Gilbert Bournival, Le Stéphanois, Saint-Étienne-des-Grès, mai 2015
J’ai vu un film émouvant et inspirant : « L’empreinte » documentaire avec Roy Dupuis. Voici comment le festival international le présente : « Qui sommes-nous? Quelles sont les valeurs qui fondent notre identité, notre sentiment d’appartenance au Québec? Et d’où les tenons-nous?
Dans ce film, Roy Dupuis nous entraîne dans une quête visant à trouver des réponses à ces questions récurrentes dans notre histoire. À l’origine de sa démarche, il y a l’intuition que la culture québécoise est le fruit d’un important métissage culturel avec les peuples amérindiens. Il nous emmène à la rencontre de gens impliqués activement dans les sphères de la société où s’expriment nos caractéristiques les plus fondamentales : l’accent mis sur le collectif, le souci d’égalité, le « vivre et laisser vivre », la recherche de consensus…
Il questionne des historiens et des Amérindiens sur l’évolution de nos liens historiques avec les Premières Nations et découvre ce qui est sans doute le plus grand tabou de notre histoire. » J’ai adoré ces entrevues avec des représentants des deux cultures. Des passages très émouvants où j’ai découvert des racines de certains de mes comportements québécois, comme le goût prononcé de la liberté individuelle, de la simplicité, d’une conscience sociale faite de recherche d’harmonie, du goût de palabrer pour avoir des consensus, de préférer la paix et la justice à la chicane et à la guerre.
Ces différences valent-elles la peine de se battre pour elles? J’ai ma réponse : elles sont miennes, elles me font ce que je suis et j’en suis fier. J’ai eu le goût d’explorer ce que la présentation nomme le « plus grand tabou de notre histoire ». Je retiens particulièrement la fracture importante suite à la conquête anglaise en 1764. Jusque là, nos ancêtres francophones vivaient avec les indiens.
Avec eux, ils ont découvert les Rocheuses et le Mississipi jusqu’en Louisiane. Entre eux, ils faisaient des échanges commerciaux et des mariages. Un métissage dans leur village et dans les nôtres. Au moment de la conquête, la déportation des Acadiens avait commencé par le feu des villages ensauvagés et l’appropriation des terres. Plus tard, en remontant le fleuve, les troupes de Wolfe avaient brulé les villages de la rive sud. L’étape suivante serait-elle une autre déportation, cette fois, des Canadiens?

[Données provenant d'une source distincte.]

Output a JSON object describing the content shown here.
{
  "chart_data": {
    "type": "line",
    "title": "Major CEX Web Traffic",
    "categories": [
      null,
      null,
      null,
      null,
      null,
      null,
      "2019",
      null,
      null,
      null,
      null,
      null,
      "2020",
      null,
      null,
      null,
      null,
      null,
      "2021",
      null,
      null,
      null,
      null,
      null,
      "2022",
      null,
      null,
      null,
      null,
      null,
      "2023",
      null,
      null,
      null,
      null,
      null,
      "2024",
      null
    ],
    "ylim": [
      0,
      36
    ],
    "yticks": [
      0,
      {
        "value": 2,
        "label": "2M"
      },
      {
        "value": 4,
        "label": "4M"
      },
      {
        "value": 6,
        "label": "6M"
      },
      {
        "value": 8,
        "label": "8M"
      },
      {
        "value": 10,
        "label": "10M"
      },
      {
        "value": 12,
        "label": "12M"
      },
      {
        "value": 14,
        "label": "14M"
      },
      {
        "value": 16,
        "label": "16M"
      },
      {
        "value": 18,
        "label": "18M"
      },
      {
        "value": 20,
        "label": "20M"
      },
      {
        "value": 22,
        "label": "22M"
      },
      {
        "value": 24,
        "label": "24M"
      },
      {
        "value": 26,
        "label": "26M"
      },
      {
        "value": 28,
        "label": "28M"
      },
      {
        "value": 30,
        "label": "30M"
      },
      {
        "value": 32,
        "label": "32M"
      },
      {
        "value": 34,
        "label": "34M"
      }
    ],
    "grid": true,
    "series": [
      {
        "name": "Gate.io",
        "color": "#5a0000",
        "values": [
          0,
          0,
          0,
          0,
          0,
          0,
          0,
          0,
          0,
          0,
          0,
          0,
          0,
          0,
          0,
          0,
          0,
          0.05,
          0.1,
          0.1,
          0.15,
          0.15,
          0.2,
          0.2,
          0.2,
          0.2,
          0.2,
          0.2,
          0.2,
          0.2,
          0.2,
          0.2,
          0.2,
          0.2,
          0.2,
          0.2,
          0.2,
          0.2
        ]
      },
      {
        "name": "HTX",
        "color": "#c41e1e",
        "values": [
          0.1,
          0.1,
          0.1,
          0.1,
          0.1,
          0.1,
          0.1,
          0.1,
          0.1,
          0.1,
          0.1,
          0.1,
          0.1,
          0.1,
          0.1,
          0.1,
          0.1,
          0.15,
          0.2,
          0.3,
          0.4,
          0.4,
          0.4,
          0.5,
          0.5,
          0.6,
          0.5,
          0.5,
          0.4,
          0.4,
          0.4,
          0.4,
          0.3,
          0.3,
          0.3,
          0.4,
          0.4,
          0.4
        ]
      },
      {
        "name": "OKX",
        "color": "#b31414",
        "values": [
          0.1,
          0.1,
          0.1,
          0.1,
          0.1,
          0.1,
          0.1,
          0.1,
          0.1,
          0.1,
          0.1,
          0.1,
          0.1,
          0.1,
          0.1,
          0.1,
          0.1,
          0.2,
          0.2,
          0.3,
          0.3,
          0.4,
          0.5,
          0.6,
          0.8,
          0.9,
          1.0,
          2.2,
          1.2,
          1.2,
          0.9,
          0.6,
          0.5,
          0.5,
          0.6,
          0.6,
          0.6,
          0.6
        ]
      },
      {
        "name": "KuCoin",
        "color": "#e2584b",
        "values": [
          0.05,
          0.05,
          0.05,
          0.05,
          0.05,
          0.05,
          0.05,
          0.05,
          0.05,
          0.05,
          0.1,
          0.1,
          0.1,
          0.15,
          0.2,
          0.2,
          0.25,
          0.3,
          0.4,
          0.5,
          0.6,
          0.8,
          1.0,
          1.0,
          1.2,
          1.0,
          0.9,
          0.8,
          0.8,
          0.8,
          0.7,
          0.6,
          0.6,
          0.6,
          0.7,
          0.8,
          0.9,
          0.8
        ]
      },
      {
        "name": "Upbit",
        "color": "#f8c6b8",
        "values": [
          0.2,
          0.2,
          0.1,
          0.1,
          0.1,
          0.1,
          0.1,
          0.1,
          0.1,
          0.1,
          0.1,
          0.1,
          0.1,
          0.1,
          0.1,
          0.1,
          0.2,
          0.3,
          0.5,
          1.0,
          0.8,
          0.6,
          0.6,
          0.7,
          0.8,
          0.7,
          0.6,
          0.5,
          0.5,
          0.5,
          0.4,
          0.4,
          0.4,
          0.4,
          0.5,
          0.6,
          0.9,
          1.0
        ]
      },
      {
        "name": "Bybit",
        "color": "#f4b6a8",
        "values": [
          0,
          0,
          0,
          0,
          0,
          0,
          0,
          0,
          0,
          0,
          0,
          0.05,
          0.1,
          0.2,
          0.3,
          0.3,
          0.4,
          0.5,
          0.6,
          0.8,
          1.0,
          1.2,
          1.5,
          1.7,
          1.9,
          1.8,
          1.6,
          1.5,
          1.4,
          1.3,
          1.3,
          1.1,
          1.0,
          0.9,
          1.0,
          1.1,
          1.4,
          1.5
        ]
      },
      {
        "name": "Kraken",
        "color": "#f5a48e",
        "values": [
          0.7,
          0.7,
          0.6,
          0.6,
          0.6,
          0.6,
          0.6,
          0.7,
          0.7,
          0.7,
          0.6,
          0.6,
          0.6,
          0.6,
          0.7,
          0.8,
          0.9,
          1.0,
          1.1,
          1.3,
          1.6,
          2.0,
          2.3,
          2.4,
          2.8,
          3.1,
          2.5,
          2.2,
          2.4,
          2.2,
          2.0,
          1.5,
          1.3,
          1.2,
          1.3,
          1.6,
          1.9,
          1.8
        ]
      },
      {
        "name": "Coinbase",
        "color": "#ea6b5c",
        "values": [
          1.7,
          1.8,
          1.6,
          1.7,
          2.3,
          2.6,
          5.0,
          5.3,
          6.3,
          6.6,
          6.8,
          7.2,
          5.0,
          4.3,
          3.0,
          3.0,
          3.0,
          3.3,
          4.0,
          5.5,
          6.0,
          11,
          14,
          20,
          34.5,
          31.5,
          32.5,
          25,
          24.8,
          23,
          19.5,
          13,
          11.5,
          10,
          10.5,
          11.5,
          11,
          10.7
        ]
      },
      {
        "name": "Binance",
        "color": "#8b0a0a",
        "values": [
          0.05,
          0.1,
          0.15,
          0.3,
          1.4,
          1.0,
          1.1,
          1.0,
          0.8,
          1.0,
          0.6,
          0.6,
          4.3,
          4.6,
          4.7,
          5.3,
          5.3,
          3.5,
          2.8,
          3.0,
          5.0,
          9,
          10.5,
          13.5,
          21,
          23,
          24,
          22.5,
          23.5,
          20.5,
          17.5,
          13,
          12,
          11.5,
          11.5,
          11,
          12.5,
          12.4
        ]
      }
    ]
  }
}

Pour survivre, les Canadiens ont dû se rapprocher des Anglais. Ils y furent encouragés par le clergé pour protéger la foi et la langue. Une entente entre les chefs religieux et les autorités anglaises engageait les chefs de l’Église à prêcher la soumission à l’autorité civile. En contrepartie, l’autorité anglaise exemptait les catholiques du serment du test (qui reniait tout pouvoir au Pape) requis pour exercer n’importe quelle charge publique.
Les indiens exclus des traités entre la France et l’Angleterre se sont ligués alors sous la gouverne du métis Pontiac et ont fait la guerre aux armées anglaises. Défaits, ils furent relégués à l’extérieur des lieux occupés le long du St-Laurent et du Mississipi, leur présence tolérée en forêt pour la traite des fourrures et plus tard, parqués en réserves. Moment de rupture entre les canadiens et les indiens.
Encore une quarantaine d’années après la déportation des Acadiens, quelques uns de mes ancêtres, ont marié des femmes métisses, du rang des acadiens à Yamachiche. Une tradition orale dans notre famille, en faisait mention, comme en cachette. Ces mariages étaient mal vus. Être traité de sauvage devenait une insulte. Pourtant, parmi nos arrière-arrière grand-mères ou grand-tantes, ces sauvagesses aussi ont laissé leurs empreintes en nous.
De reconnaître franchement mes racines dans ces alliances entre les indiens et les francophones du Québec donne une assise à mes valeurs de sociabilité, d’amour de la paix et à mon besoin à la fois de solidarité et de solitude.
À la fin, je me sens plus en paix avec qui je suis.